Some Rehabilitation Options

  • Deep-tissue massage or Rolfing may help break up scar tissue that forms.
  • Non-steroidal anti-inflammatory drugs (aka NSAIDs), in high doses for a period of weeks, can help reduce the inflammation.
  • Strengthening exercises for the quadriceps femoris and gluteus medius muscles can help support the leg, thus lessening the load on the ITB.
  • Glucosamine Sulfate and Chondroitin Sulfate may help.

Example Physical Therapy Regimen

For successful rehabilitation, it is essential to restore the flexibility of the iliotibial band, and the strength and flexibility of the muscles which act upon it. Stretching the band is a complicated task; before the band can stretch, the hip flexors must stretch.

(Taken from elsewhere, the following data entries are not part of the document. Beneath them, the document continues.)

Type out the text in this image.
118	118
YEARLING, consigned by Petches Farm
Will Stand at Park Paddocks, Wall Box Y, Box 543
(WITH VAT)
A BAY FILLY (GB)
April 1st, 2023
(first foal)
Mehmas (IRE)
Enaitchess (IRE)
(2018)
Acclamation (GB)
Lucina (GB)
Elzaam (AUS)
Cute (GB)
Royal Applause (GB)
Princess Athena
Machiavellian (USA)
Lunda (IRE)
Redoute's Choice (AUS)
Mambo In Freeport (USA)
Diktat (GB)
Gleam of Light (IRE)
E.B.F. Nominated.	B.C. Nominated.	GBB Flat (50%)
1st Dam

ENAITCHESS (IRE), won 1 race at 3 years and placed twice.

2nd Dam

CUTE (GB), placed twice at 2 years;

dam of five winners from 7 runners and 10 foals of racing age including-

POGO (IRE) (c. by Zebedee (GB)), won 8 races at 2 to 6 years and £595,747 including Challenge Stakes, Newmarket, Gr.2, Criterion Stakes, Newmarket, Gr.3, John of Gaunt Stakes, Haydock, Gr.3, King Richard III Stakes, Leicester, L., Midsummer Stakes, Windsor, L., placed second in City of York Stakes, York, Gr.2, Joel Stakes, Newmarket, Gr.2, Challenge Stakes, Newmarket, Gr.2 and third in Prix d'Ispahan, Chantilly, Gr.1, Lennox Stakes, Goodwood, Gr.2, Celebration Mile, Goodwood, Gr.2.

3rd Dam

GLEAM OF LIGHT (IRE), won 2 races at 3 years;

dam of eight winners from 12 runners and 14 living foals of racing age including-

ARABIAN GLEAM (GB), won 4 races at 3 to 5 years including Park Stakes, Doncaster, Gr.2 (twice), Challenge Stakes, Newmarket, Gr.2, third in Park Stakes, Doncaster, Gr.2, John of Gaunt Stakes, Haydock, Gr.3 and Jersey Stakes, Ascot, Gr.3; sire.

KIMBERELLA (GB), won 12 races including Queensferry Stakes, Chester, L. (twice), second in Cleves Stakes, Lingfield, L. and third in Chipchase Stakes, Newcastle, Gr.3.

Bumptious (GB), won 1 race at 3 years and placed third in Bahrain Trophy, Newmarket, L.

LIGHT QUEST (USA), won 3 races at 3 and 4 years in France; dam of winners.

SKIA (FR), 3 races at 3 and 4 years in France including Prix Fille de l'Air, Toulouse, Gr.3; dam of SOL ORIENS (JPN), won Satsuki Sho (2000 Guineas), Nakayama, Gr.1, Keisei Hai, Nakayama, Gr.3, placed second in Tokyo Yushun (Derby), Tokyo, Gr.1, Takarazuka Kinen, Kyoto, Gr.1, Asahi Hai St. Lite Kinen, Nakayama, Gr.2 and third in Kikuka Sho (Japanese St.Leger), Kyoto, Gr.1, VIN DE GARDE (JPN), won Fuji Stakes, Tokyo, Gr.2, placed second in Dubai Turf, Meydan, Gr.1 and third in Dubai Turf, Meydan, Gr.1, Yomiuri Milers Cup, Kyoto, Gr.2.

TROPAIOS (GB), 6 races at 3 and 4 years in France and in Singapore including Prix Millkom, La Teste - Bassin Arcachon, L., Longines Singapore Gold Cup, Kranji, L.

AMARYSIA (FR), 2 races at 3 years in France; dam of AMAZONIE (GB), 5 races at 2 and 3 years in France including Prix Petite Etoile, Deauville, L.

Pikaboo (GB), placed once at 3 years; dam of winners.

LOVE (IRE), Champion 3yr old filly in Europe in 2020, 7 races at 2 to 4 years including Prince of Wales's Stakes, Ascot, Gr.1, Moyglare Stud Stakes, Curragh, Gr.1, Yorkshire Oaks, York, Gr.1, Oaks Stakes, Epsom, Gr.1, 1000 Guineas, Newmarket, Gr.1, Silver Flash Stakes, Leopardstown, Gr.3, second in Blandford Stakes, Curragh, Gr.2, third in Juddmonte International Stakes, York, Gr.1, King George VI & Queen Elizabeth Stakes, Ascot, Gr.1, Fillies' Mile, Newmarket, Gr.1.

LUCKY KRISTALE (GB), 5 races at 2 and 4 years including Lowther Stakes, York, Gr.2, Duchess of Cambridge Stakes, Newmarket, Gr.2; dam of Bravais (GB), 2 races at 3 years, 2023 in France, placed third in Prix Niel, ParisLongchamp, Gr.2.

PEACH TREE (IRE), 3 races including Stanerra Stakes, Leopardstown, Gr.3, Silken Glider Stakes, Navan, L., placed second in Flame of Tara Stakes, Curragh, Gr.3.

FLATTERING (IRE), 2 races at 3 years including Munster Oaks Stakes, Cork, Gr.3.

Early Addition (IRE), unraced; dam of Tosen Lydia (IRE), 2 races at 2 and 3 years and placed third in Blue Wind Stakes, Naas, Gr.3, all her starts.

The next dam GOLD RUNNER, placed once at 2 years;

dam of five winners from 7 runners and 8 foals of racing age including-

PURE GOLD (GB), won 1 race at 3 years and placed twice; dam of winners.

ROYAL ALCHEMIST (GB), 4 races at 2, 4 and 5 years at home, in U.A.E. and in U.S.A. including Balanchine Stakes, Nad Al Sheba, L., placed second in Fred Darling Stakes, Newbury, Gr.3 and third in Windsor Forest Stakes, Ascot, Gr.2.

To prepare for ITB stretching, one may heat the lateral thigh with hydrocollator packs for a period of time, typically twenty minutes. This is followed by ultrasonic heating (1.5-2.0 watts/cm²) to the length of the ITB tract for 5-7 minutes. After one stabilizes the pelvis while another person (qualified therapist) stretches the leg to maximally tolerated adduction. This may be repeated using three 1-minute stretches. Cryotherapy of the painful and inflamed tissue for ten minutes in the stretched position is also effective. (Gose, 1989)[1]

References

  1. Gose J, Schweizer P. "Iliotibial band tightness." Orthop Sports Phys Ther. April 1989; 10: 399-406.